Fire-and-forget with QueueUserWorkItem swallows nothing; it crashes. Unlike a Task whose unobserved exception is captured and (on older runtimes) raised on the finalizer, an exception escaping a QueueUserWorkItem callback is an unhandled exception on a thread pool thread and terminates the process. If you use this API, the callback body must be wrapped in its own try / catch. There is no Task to carry the fault.

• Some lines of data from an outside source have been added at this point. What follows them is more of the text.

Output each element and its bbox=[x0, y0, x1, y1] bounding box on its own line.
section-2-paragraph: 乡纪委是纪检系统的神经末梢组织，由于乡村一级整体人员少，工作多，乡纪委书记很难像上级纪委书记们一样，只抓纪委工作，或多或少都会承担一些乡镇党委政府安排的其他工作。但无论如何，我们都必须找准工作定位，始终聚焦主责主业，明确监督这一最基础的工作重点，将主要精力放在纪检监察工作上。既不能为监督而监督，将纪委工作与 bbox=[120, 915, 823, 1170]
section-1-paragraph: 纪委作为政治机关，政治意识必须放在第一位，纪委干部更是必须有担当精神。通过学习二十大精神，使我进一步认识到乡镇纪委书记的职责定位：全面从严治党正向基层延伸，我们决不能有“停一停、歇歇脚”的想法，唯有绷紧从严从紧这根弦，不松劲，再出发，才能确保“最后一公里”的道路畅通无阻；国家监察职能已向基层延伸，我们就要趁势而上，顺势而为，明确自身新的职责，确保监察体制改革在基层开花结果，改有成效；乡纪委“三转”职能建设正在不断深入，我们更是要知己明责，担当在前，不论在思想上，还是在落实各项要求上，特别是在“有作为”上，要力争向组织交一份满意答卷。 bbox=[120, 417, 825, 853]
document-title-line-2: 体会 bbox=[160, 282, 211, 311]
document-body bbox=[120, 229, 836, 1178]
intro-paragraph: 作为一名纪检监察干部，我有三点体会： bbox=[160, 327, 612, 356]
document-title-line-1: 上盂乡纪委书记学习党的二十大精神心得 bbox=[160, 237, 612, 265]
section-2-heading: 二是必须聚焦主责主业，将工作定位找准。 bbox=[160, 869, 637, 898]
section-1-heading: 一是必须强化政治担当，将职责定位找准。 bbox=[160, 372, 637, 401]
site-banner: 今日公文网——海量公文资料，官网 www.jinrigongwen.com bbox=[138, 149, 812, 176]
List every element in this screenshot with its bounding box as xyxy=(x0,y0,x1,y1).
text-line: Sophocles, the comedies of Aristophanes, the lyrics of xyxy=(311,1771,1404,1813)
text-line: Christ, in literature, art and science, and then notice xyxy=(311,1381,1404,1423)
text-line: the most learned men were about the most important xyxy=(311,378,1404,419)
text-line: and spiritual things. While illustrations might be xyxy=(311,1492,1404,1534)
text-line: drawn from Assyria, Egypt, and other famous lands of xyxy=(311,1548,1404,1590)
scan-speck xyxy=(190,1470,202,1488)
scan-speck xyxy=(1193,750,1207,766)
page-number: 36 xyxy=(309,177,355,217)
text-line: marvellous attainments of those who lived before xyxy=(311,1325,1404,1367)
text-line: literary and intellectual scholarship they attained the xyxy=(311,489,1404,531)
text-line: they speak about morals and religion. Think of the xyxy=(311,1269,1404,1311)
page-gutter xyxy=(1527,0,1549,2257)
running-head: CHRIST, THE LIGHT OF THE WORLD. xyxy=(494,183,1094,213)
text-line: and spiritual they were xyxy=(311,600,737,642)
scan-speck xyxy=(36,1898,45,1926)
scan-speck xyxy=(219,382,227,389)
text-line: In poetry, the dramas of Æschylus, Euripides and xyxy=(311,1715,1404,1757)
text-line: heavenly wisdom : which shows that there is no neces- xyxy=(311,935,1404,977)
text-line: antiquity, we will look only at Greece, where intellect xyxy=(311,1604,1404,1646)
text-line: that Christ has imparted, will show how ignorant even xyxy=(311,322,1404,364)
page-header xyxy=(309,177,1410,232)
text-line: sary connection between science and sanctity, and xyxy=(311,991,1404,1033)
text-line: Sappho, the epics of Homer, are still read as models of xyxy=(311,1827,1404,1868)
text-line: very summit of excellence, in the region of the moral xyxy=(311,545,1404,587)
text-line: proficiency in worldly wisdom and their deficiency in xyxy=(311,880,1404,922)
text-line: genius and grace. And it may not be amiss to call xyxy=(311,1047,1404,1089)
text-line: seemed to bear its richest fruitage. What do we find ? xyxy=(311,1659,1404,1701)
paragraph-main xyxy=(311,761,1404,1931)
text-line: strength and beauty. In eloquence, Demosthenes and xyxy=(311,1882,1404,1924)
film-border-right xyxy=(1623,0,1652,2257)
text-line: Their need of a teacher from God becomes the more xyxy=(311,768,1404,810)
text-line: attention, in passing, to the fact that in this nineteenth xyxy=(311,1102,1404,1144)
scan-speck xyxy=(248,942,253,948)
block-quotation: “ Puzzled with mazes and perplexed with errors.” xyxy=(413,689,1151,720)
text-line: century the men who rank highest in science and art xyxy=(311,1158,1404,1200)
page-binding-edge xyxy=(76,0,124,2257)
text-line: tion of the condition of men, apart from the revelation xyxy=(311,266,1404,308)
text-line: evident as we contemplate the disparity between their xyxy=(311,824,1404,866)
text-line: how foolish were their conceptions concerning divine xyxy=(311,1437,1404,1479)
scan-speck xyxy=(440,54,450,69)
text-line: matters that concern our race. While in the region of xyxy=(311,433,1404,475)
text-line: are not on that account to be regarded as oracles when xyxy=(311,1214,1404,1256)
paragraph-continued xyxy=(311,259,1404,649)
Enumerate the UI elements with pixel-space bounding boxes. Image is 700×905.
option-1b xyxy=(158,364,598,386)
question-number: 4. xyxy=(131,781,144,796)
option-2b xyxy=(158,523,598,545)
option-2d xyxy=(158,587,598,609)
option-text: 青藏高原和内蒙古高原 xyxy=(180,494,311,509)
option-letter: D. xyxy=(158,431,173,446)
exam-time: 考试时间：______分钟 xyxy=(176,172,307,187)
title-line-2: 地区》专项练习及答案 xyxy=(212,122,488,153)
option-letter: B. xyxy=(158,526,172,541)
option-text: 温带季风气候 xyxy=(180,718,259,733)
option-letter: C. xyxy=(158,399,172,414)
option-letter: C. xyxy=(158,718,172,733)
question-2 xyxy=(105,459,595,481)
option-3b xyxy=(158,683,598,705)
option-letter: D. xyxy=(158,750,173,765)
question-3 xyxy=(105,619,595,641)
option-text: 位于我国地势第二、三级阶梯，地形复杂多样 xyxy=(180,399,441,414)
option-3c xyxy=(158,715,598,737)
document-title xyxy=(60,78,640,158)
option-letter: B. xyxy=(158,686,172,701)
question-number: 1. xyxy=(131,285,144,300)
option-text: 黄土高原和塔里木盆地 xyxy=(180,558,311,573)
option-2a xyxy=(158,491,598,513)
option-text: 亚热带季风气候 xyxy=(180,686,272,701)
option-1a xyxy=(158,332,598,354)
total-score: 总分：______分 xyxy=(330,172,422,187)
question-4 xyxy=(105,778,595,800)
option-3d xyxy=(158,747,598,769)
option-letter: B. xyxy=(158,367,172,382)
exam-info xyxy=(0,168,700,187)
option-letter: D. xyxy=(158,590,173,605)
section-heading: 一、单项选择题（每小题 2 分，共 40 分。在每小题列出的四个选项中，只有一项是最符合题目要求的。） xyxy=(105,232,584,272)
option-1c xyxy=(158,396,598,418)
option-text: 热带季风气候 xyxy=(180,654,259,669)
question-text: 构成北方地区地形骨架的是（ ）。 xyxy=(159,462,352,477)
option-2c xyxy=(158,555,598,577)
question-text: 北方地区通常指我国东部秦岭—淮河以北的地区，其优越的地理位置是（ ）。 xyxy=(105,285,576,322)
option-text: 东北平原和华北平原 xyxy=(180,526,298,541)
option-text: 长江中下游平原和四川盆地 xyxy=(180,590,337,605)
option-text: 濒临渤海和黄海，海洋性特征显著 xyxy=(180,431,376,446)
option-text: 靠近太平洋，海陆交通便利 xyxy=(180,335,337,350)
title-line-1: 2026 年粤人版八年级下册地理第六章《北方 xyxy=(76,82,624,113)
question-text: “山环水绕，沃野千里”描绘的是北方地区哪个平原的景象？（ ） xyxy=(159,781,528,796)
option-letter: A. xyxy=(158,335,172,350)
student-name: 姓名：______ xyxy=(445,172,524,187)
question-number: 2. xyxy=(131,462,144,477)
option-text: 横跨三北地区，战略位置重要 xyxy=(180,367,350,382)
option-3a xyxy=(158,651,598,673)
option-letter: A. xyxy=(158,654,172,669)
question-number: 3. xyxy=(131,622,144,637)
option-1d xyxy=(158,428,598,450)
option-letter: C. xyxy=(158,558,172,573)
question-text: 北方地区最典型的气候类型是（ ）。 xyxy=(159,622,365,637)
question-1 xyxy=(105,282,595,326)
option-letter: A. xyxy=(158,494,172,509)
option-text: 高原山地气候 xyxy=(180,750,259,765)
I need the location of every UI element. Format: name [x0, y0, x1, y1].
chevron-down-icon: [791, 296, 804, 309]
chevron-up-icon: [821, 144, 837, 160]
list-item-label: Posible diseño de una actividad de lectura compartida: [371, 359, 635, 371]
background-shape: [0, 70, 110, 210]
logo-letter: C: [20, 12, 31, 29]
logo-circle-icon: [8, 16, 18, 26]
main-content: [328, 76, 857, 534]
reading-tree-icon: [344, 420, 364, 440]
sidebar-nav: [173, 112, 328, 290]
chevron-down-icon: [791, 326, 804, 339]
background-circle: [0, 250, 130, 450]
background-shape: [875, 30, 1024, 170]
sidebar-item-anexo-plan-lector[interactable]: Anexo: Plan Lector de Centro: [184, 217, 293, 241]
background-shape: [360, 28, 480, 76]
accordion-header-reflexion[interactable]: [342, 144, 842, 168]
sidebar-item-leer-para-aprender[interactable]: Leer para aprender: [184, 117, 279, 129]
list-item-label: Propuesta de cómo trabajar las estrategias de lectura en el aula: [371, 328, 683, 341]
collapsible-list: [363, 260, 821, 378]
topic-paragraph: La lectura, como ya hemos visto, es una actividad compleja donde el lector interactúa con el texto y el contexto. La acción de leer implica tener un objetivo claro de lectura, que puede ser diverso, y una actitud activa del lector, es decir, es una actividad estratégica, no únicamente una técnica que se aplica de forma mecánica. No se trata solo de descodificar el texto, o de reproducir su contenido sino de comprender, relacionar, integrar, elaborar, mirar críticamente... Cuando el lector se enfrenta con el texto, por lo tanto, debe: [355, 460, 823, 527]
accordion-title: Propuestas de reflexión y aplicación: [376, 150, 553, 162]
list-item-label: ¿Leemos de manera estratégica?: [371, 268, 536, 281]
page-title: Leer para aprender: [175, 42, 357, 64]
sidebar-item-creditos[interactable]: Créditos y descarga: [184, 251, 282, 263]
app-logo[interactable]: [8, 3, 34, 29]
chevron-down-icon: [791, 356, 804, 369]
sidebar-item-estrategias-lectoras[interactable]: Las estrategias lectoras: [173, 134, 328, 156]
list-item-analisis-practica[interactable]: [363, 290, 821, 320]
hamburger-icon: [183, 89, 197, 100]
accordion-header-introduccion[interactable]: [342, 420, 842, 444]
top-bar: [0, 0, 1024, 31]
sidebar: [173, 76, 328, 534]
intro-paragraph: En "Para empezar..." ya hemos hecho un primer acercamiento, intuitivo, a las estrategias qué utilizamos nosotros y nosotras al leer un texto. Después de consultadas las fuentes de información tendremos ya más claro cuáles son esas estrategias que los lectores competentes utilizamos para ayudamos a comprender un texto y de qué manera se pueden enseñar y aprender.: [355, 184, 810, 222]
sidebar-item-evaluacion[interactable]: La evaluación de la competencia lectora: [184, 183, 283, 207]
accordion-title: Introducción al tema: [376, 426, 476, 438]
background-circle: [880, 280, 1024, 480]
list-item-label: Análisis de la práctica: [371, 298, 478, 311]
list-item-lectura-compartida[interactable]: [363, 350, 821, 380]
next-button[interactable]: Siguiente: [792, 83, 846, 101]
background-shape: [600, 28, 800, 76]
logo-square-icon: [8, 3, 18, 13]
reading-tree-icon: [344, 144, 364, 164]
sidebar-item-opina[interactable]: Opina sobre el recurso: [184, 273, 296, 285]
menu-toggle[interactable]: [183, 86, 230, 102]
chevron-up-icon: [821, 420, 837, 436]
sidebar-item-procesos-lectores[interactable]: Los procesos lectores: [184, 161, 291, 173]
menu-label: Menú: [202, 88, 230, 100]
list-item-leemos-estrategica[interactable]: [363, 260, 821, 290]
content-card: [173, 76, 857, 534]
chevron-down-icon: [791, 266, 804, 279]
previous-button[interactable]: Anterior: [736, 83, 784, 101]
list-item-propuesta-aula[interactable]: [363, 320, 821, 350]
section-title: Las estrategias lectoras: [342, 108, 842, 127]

The recommendation, restated

Default to Task.Run for essentially all background and offloaded work. It returns an awaitable Task, captures exceptions, always uses the thread pool, and unwraps async lambdas, which is exactly what you want 95% of the time. Drop to ThreadPool.QueueUserWorkItem<TState> with a static lambda only for true fire-and-forget in a hot path where the Task allocation is measurable and you have accepted that the callback must catch its own exceptions. Use Task.Factory.StartNew only for TaskCreationOptions.LongRunning or a custom TaskScheduler, and when you do, always pass TaskScheduler.Default explicitly so you do not inherit the current scheduler. The shortest correct decision: need a handle, use Task.Run; need zero allocation and no handle, use QueueUserWorkItem<TState>; need a dedicated thread or a custom scheduler, use StartNew with Default.